Aslında birini, biraz da kendimizi cezalandırmak / ıslah etmek için sürekli ya da geçici olarak yaşamımızdan çıkarırken; aklımızda, yüreğimizde, anılarımızda izi kalır. Bazen birini cezalandırmanın (ıslah etmenin) tek yolu, onu kendimizden mahrum (Kendimizi de ondan mahrum) bırakmaktır. Zor gelse de bu benim genelde tercih ettiğim yoldur. Çünkü, kendime saygım ve o insana sevgim bunu kaçınılmaz kılar. İşte geçenlerde bu çağrışımlarla şu tümceleri yazdım: “Sen iyi biri değilsin; kötü olduğunu farkına varmadığından, kendini düzeltmek için çaba harcamayan birisin. Ben ise, günah işlemekten, “Kötü” olmaktan korkarken; bazen kendimi ya da başkasını düzeltebilmek adına; kötü görünmeyi / olmayı göze alabilen biriyim.”
Sevgi ve sevdiği için, insanın yapabileceği en büyük özveri bu mudur? Yoksa, her şeye karşın o kişiyle birlikteliği sürdürmek, hoş görmek, yanlışlarına göz göre göre katlanmak mı büyük özveri? Affetmek büyük erdem. Ama, önce o kişiye yanlışıyla yüzleşme, bunun ayırtına varma, yanlışını ve kendisini düzeltme şansı vermeliyiz.

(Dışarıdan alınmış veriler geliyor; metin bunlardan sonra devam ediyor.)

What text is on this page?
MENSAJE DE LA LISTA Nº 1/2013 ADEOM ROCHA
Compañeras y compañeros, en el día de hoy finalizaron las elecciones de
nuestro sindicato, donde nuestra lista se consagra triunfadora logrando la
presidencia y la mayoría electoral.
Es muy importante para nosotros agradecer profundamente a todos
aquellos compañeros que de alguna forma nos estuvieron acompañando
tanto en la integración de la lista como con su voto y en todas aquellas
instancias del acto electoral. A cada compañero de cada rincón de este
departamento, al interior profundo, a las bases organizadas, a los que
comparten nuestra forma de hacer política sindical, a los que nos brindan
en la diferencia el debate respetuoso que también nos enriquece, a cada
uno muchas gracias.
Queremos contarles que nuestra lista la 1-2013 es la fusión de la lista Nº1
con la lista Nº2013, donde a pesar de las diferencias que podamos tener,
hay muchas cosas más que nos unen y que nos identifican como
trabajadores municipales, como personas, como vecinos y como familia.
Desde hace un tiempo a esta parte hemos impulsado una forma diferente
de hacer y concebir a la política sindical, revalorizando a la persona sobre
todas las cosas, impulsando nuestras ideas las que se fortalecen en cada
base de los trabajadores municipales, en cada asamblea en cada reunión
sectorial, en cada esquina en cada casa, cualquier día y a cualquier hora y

Bunu başarmak için içtenlikle çaba sarfettiğine, iyi niyetine, sevgisine inanıyorsak; karşılıklı anlayış, affetme, özveri, yardımlaşma süreci, hep sürmek üzere başlar… Bu konuda Halil Sezai’nin ‘tweet’i ip ucu veriyor: “Kimseye sevdiğiniz halde arsızlaşacak şansı vermeyin. Çünkü, devamlılığı olacaktır. Seven kişi, incitmekten ar duyar. Ödü kopar kırmaktan. Huzursuz olur üzme fikrinden bile. Unutmayın; sevgili gider, sevgi değil.”
Aşkın sevinci, acının nefreti
Yaşamda en büyük sevinç ve haz veren şeylerin, baş edilemez sanılan acı ve yoksunluk hislerini de yaşatması ilginç!?...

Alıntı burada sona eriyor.